Cette fragmentation identitaire, selon elle, affaiblit le projet universaliste. Elle critique les dérives de certains courants de gauche qui, au nom de la défense des minorités, ont contribué à légitimer des figures islamistes comme Tariq Ramadan, propulsé dans le débat public par des institutions comme la Ligue de l’enseignement.
La loi de 2004 et ses conséquences
La loi de 2004 sur l’interdiction des signes religieux à l’école est présentée comme une réponse nécessaire à ces revendications. Djemila Benhabib rappelle le contexte de son adoption, marqué par le consensus national et le soutien à la laïcité. Mais ce consensus s’est progressivement fissuré. Des voix s’élèvent pour accuser la loi de stigmatiser les musulmans, et notamment les femmes voilées.

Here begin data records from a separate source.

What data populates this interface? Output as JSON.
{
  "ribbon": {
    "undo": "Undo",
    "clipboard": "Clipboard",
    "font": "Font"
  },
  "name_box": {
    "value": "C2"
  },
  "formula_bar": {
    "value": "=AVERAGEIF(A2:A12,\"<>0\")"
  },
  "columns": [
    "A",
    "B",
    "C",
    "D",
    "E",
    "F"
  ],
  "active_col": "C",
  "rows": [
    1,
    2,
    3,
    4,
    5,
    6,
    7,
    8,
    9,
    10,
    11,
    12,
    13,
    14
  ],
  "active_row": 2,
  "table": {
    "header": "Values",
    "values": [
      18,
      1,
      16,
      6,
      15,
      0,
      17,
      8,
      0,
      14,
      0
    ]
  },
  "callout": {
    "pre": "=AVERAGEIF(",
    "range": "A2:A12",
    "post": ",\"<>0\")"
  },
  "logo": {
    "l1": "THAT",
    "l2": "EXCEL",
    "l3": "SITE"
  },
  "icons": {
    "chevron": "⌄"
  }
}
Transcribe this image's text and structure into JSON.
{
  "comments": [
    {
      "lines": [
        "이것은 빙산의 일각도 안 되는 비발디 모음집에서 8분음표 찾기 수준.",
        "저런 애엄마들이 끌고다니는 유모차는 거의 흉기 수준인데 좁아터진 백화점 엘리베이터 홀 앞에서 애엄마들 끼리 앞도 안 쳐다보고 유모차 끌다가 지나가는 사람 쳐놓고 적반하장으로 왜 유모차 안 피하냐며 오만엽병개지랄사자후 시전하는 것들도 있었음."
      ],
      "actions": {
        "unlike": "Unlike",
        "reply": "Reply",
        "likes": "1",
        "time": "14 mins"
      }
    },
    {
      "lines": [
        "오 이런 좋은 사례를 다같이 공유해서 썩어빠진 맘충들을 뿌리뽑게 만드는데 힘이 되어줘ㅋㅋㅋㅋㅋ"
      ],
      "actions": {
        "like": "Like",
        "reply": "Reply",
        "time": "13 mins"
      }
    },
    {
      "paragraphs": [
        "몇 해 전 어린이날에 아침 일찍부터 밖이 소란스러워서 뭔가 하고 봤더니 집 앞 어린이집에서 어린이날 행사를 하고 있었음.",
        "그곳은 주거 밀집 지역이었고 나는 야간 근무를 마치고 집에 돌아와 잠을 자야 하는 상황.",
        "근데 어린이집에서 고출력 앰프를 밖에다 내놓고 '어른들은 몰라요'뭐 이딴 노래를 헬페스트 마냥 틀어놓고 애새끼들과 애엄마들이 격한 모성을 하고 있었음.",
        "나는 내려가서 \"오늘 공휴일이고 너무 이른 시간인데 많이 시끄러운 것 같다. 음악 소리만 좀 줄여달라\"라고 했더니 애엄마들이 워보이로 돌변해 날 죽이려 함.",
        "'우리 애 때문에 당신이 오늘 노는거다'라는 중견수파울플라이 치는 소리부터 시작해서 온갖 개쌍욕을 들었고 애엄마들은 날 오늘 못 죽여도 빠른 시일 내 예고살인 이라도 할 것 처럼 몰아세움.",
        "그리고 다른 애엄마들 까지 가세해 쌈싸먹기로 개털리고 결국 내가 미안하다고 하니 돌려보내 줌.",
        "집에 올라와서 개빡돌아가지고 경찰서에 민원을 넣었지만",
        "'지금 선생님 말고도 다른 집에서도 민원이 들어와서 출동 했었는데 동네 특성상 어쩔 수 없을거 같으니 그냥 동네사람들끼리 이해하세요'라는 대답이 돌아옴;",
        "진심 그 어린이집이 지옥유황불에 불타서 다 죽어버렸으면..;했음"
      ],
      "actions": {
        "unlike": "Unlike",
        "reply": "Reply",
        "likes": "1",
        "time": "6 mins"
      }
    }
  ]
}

Elle souligne que cette remise en cause a conduit à l’isolement de figures comme Charb et la rédaction de Charlie Hebdo, accusés d’islamophobie. Ce climat délétère a culminé avec l’attentat du 7 janvier 2015, qui a coûté la vie à plusieurs journalistes.
L’internationalisation de l’islamophobie
Djemila Benhabib évoque également les tentatives de certains États musulmans pour faire reconnaître l’islamophobie comme une forme de racisme à l’échelle internationale. Elle y voit une stratégie pour empêcher toute critique de l’islam politique. « Il ne s’agit pas de protéger les croyants, mais de museler les penseurs », affirme-t-elle.
Elle insiste sur la nécessité de défendre la liberté de conscience, qui inclut le droit de ne pas croire, de critiquer les religions et de penser librement. C’est cette liberté qui est au cœur de la laïcité.
Expériences québécoise et belge
Son parcours l’a conduite à s’engager activement au Québec. Elle a notamment participé à l’élaboration d’une loi sur la laïcité de l’État, adoptée en 2019. Elle décrit les pressions exercées par des groupes religieux. Leurs revendications communautaires et les accommodements déraisonnables réclamés ont conduit à une réaction politique forte.
En Belgique, elle observe une laïcité de reconnaissance des cultes, où la laïcité est considérée comme un culte parmi d’autres. Elle critique cette approche qui fragmente l’école publique en fonction des religions des élèves, et appelle à inscrire la laïcité dans la Constitution belge.
Une alerte lucide et engagée
La conférence de Djemila Benhabib est un appel à la vigilance. Elle met en garde contre les dérives identitaires, les compromissions politiques et les fractures sociales. Elle défend une laïcité exigeante, fondée sur l’universalisme des Lumières, et rappelle que l’école est un lieu de construction du commun.
Son discours est à la fois personnel et politique, nourri par une expérience de vie marquée par la résistance à l’obscurantisme. Elle incarne une voix libre, courageuse, qui refuse les silences et les renoncements.